His scowl was fast, the rapid change of his stern expression into a more angered one was almost comical. “I’ve been seeing you recently around town, helping people. But The Alpha, him, I have not seen him for a while. I can’t help but question if he really is the one bringing about change.”

The flame from the candle flickered, as he moved. An arm which had once rested on the table dropped to his side. My eyes narrowed inconspicuously in suspicion as his clothes rustled.

“Xerxes has been the one to provide the necessary materials for construction workers to rebuild homes, to create businesses and other buildings that many humans work at,” I told Benjamin. “He has significantly increased the wages for many people and once did a meeting with the public. The reason you may not see him as frequently as you see me, may be because throughout the past months, he’s been leaving the country to also organize other countries he once...ruled over.  And although he may not always be here, we both are making sure everything is better for the lives of many.”

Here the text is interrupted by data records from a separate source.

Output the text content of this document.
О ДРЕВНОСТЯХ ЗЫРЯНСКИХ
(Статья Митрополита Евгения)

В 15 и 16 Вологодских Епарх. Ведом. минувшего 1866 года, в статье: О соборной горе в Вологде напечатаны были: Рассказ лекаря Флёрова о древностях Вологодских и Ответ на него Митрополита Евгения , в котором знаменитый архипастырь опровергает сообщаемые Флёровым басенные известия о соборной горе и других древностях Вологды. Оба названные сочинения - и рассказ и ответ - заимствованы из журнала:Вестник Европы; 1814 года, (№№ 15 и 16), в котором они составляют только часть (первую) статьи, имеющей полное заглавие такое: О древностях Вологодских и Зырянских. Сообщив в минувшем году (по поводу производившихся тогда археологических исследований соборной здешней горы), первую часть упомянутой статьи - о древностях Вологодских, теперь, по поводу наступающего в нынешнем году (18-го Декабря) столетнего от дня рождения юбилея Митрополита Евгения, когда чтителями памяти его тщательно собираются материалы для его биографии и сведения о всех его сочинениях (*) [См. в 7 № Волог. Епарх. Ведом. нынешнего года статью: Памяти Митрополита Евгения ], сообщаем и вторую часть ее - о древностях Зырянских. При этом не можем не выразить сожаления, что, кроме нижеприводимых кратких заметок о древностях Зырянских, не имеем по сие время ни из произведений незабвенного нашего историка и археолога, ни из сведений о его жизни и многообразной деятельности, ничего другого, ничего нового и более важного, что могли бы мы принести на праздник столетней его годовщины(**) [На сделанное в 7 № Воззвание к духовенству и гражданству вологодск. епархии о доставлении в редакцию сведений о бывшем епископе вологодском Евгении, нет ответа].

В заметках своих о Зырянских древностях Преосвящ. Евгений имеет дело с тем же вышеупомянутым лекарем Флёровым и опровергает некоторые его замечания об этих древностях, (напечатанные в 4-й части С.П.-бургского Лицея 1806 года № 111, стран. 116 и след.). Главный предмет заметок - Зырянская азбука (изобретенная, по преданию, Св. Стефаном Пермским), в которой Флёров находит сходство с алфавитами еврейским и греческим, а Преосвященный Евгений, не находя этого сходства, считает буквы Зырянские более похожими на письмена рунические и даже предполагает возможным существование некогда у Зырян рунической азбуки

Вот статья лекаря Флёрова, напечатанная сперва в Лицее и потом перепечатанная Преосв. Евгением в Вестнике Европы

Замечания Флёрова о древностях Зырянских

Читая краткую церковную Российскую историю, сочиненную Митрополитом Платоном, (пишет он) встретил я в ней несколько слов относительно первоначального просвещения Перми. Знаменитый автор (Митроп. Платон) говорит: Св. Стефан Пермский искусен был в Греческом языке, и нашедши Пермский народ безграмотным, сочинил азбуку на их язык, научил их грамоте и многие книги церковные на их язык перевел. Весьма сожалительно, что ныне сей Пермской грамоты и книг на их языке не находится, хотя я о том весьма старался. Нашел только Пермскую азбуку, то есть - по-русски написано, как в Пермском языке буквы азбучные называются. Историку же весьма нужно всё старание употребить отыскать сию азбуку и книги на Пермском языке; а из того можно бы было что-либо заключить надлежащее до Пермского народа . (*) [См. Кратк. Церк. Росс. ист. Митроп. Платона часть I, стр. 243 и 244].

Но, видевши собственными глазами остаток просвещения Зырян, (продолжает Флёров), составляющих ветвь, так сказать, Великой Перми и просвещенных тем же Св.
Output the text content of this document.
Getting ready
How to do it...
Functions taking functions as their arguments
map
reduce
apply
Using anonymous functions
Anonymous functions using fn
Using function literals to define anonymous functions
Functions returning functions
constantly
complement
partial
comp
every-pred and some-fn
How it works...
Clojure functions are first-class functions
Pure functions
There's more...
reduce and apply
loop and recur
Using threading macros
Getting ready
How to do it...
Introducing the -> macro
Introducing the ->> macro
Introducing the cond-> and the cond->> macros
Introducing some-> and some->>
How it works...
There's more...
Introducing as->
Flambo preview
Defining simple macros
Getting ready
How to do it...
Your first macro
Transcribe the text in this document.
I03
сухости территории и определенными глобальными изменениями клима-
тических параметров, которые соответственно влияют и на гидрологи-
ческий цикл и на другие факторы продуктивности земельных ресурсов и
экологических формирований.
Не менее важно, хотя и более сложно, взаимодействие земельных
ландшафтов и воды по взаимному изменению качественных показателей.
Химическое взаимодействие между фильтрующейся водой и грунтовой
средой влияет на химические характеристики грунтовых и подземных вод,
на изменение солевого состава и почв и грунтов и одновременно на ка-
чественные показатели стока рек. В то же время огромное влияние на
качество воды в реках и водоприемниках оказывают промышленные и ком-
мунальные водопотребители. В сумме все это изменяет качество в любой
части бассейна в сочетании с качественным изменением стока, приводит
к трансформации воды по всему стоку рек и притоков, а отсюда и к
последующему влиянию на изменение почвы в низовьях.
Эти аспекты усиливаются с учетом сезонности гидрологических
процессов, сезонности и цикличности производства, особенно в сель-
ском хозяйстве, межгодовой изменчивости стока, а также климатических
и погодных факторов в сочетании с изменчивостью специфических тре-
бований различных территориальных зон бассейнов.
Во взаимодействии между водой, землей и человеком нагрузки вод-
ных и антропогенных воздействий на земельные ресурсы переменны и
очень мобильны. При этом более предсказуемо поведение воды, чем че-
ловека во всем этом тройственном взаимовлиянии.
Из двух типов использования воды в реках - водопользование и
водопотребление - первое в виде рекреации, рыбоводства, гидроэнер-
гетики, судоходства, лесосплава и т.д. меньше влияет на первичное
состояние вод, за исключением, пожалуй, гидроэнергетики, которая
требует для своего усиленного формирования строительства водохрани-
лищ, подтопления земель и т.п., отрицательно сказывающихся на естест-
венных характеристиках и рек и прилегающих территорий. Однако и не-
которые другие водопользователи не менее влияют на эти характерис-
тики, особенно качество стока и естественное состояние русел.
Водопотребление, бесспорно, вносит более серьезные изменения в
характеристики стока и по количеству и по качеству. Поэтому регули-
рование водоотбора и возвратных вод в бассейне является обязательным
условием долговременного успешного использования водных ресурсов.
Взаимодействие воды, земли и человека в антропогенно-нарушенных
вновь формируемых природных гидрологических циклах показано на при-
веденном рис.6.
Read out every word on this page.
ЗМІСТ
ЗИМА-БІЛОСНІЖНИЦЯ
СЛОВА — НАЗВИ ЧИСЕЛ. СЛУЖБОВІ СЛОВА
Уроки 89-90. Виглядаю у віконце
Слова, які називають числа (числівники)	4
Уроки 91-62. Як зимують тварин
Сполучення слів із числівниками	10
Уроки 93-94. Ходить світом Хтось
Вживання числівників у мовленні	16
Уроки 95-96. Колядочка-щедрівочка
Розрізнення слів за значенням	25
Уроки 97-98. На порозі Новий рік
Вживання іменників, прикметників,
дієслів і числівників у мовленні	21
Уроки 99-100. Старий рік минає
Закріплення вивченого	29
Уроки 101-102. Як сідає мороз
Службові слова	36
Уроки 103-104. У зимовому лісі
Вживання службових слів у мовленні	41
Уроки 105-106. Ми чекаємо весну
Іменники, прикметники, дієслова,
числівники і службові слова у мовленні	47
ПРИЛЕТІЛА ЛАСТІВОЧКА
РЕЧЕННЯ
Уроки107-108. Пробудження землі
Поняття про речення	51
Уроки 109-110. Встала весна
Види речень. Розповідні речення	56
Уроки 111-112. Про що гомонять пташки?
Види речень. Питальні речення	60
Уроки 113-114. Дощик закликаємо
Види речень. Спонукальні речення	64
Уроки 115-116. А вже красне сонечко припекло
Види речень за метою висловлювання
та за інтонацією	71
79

Benjamin looked positively disgusted at my words, and I could see anger rising in his eyes. “You really are daft.”

My mother gasped in surprised at his hate-spewed words and I pressed my shoulder against hers, wanting her to somehow know that I wasn’t taking offence to his actions. “I told you factual truths, Benjamin. I don’t under-”

“Oh, I know that he’s done that shit.” He spat. “What I mean is, you still are deciding to work with this man, despite all the crap he’s put all of us humans through. I say, it would be better if he left, if the whole lot of the damn werewolves left.”